Richard Cameron Wardill was an Australian rules footballer and coach who played for the Melbourne Football Club in the Victorian Football League.

Family

The son of Richard Wilson Wardill — the brother of Benjamin Johnston Wardill — and Eliza Helena Lovett Wardill, née Cameron, later Mrs. Edward Thomas Tatham, Richard Cameron Wardill was born in Melbourne on 5 July 1872.

Marriage

He married Dorothy Elspeth Wilson, at Mosman, New South Wales, on 17 December 1909.
They had four children: Elspeth Margaret Wardill, later Mrs. Donald Hastings Bennett, Richard David Wardill, Diana Mary Wardill, later Mrs.
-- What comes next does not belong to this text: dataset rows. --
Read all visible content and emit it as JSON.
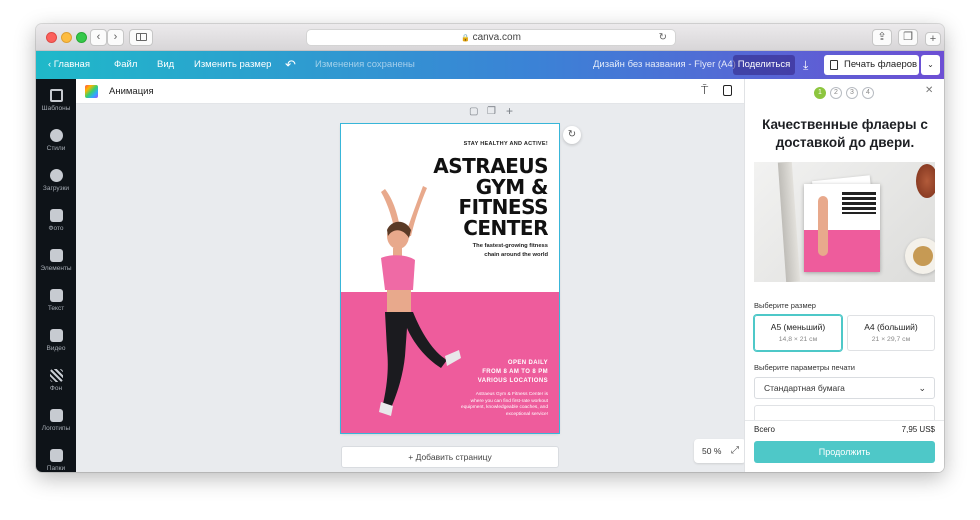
{
  "browser": {
    "url": "canva.com",
    "lock_glyph": "🔒"
  },
  "topbar": {
    "back_label": "‹  Главная",
    "file_label": "Файл",
    "view_label": "Вид",
    "resize_label": "Изменить размер",
    "undo_glyph": "↶",
    "saved_status": "Изменения сохранены",
    "design_title": "Дизайн без названия - Flyer (A4)",
    "share_label": "Поделиться",
    "download_glyph": "⤓",
    "print_label": "Печать флаеров",
    "dropdown_glyph": "⌄"
  },
  "sidebar": {
    "items": [
      {
        "label": "Шаблоны",
        "icon": "templates-icon"
      },
      {
        "label": "Стили",
        "icon": "styles-icon"
      },
      {
        "label": "Загрузки",
        "icon": "uploads-icon"
      },
      {
        "label": "Фото",
        "icon": "photo-icon"
      },
      {
        "label": "Элементы",
        "icon": "elements-icon"
      },
      {
        "label": "Текст",
        "icon": "text-icon"
      },
      {
        "label": "Видео",
        "icon": "video-icon"
      },
      {
        "label": "Фон",
        "icon": "background-icon"
      },
      {
        "label": "Логотипы",
        "icon": "logos-icon"
      },
      {
        "label": "Папки",
        "icon": "folders-icon"
      }
    ]
  },
  "toolbar": {
    "animation_label": "Анимация"
  },
  "flyer": {
    "tagline": "STAY HEALTHY AND ACTIVE!",
    "title_line1": "ASTRAEUS",
    "title_line2": "GYM &",
    "title_line3": "FITNESS",
    "title_line4": "CENTER",
    "subtitle_line1": "The fastest-growing fitness",
    "subtitle_line2": "chain around the world",
    "open_line1": "OPEN DAILY",
    "open_line2": "FROM 8 AM TO 8 PM",
    "open_line3": "VARIOUS LOCATIONS",
    "desc_line1": "Astraeus Gym & Fitness Center is",
    "desc_line2": "where you can find first-rate workout",
    "desc_line3": "equipment, knowledgeable coaches, and",
    "desc_line4": "exceptional service!"
  },
  "canvas": {
    "add_page_label": "+ Добавить страницу",
    "zoom_label": "50 %",
    "help_label": "?"
  },
  "panel": {
    "steps": [
      "1",
      "2",
      "3",
      "4"
    ],
    "close_glyph": "✕",
    "title_line1": "Качественные флаеры с",
    "title_line2": "доставкой до двери.",
    "size_heading": "Выберите размер",
    "size_a5_title": "A5 (меньший)",
    "size_a5_dims": "14,8 × 21 см",
    "size_a4_title": "A4 (больший)",
    "size_a4_dims": "21 × 29,7 см",
    "print_params_heading": "Выберите параметры печати",
    "paper_selected": "Стандартная бумага",
    "total_label": "Всего",
    "total_value": "7,95 US$",
    "continue_label": "Продолжить"
  },
  "colors": {
    "accent_purple": "#7d2ae8",
    "flyer_pink": "#ee5c9c",
    "continue_teal": "#4ec8c8",
    "step_active": "#8dc63f"
  }
}
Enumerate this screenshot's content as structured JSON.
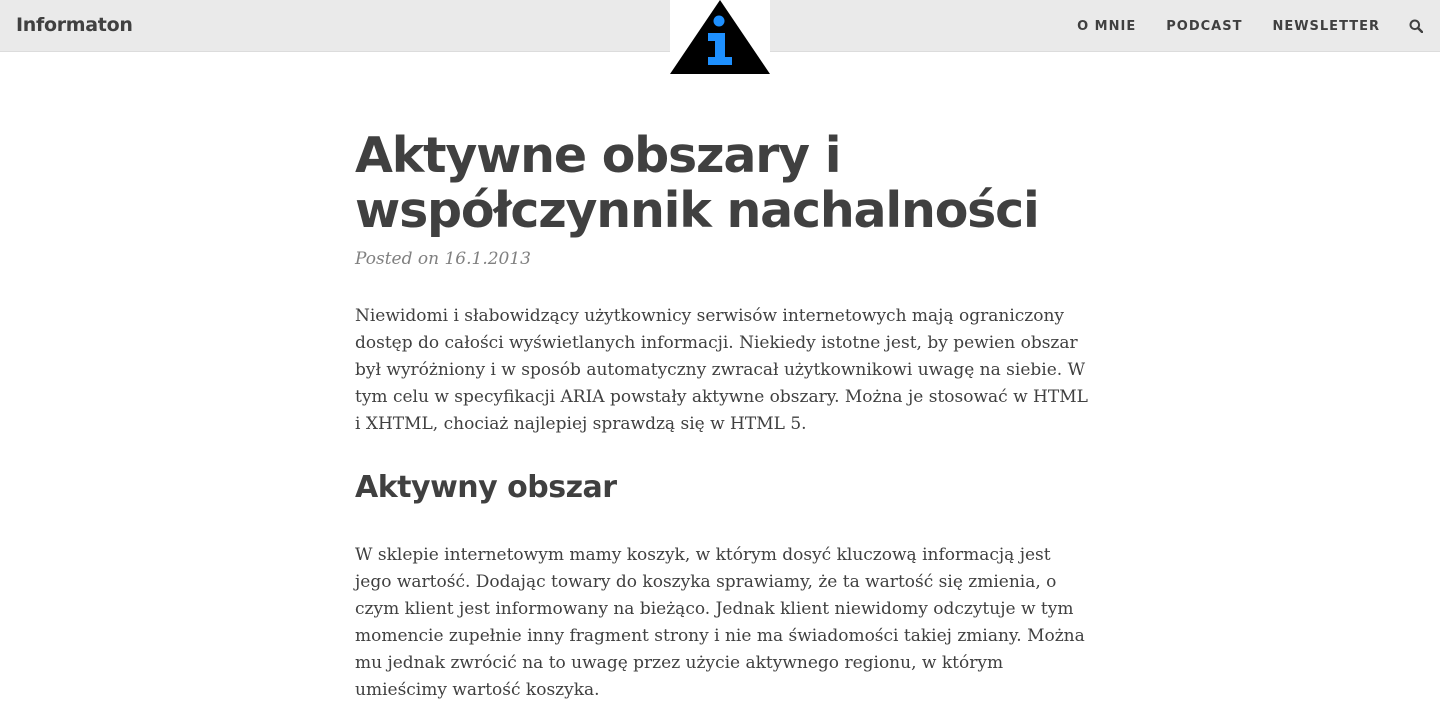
{
  "navbar": {
    "brand": "Informaton",
    "links": [
      "O MNIE",
      "PODCAST",
      "NEWSLETTER"
    ],
    "search_icon": "search-icon",
    "background": "#eaeaea"
  },
  "logo": {
    "icon": "info-triangle-icon",
    "triangle_color": "#000000",
    "glyph_color": "#1e90ff"
  },
  "article": {
    "title": "Aktywne obszary i współczynnik nachalności",
    "meta": "Posted on 16.1.2013",
    "intro": "Niewidomi i słabowidzący użytkownicy serwisów internetowych mają ograniczony dostęp do całości wyświetlanych informacji. Niekiedy istotne jest, by pewien obszar był wyróżniony i w sposób automatyczny zwracał użytkownikowi uwagę na siebie. W tym celu w specyfikacji ARIA powstały aktywne obszary. Można je stosować w HTML i XHTML, chociaż najlepiej sprawdzą się w HTML 5.",
    "section_heading": "Aktywny obszar",
    "section_paragraph": "W sklepie internetowym mamy koszyk, w którym dosyć kluczową informacją jest jego wartość. Dodając towary do koszyka sprawiamy, że ta wartość się zmienia, o czym klient jest informowany na bieżąco. Jednak klient niewidomy odczytuje w tym momencie zupełnie inny fragment strony i nie ma świadomości takiej zmiany. Można mu jednak zwrócić na to uwagę przez użycie aktywnego regionu, w którym umieścimy wartość koszyka."
  }
}
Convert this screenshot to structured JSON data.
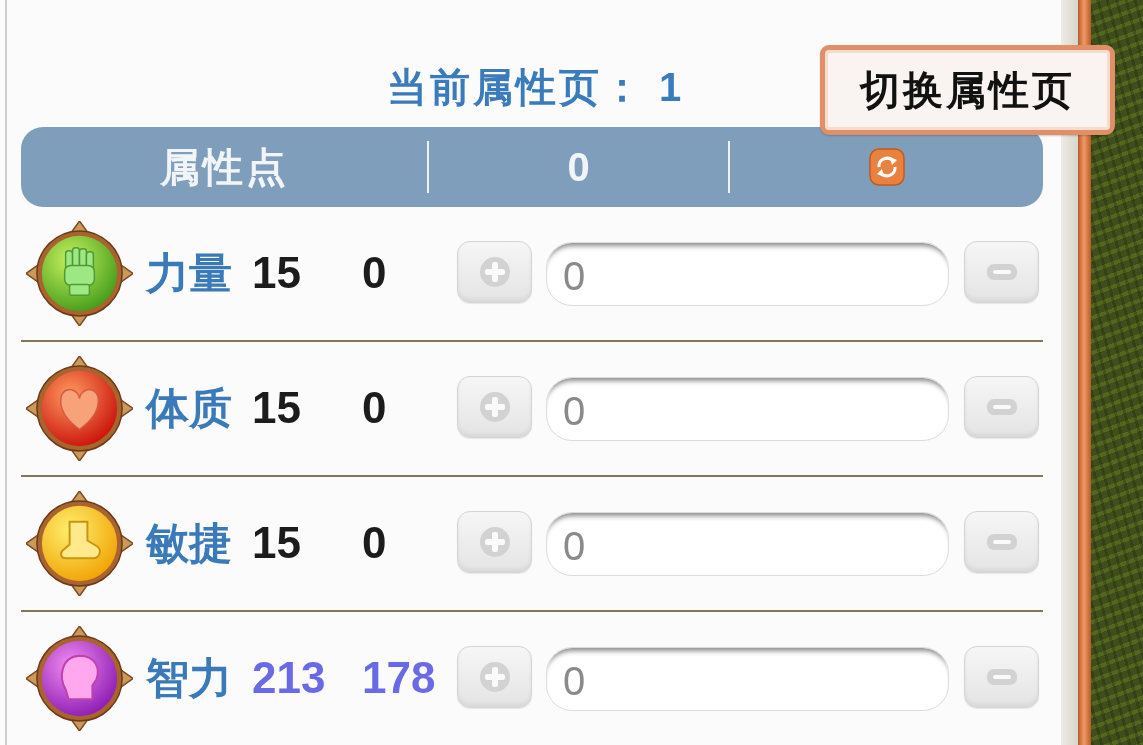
{
  "page_indicator": {
    "label": "当前属性页：",
    "value": "1"
  },
  "switch_page_button": {
    "label": "切换属性页"
  },
  "points_header": {
    "label": "属性点",
    "value": "0"
  },
  "attributes": [
    {
      "name": "力量",
      "base": "15",
      "bonus": "0",
      "highlighted": false,
      "input": {
        "value": "0"
      }
    },
    {
      "name": "体质",
      "base": "15",
      "bonus": "0",
      "highlighted": false,
      "input": {
        "value": "0"
      }
    },
    {
      "name": "敏捷",
      "base": "15",
      "bonus": "0",
      "highlighted": false,
      "input": {
        "value": "0"
      }
    },
    {
      "name": "智力",
      "base": "213",
      "bonus": "178",
      "highlighted": true,
      "input": {
        "value": "0"
      }
    }
  ]
}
Godfrey Robert Donaldson, and Dorothy Wardill.

Father's suicide

Education

He attended Caulfield Grammar School from 1886 to 1888.

Football

Melbourne (VFA)

Playing as a ruckman, and recruited from the Alberton Football Club, he played for Melbourne's VFA side for four years.

Melbourne (VFL)

He played in 60 matches for Melbourne in the VFL ; and was captain of the team that beat Fitzroy in Melbourne's first ever premiership: the 1900 Grand Final against Fitzroy, at the East Melbourne Cricket Ground, on 22 September 1900.
One of the best players for Melbourne on the day, Wardill was carried off the ground shoulder-high by his team-mates at the end of the match.
In 1901, when it was thought that he had retired, the eminent footballer, coach, and sports journalist, Jack Worrall, observed that Wardill "was one of the most brilliant exponents the game has seen".

Representative team (VFL)

In June 1900 he was a member of the VFL's representative team that played a match against a combined Ballarat team.

Death

He died at Elsternwick after jumping in front of a train on 28 August 1929.
Given the circumstances of his father's own suicide, it is significant that the newspaper reports of the time stressed that he was "without any financial or other worry", but "was passing through a period of mental depression" at the time of his suicide.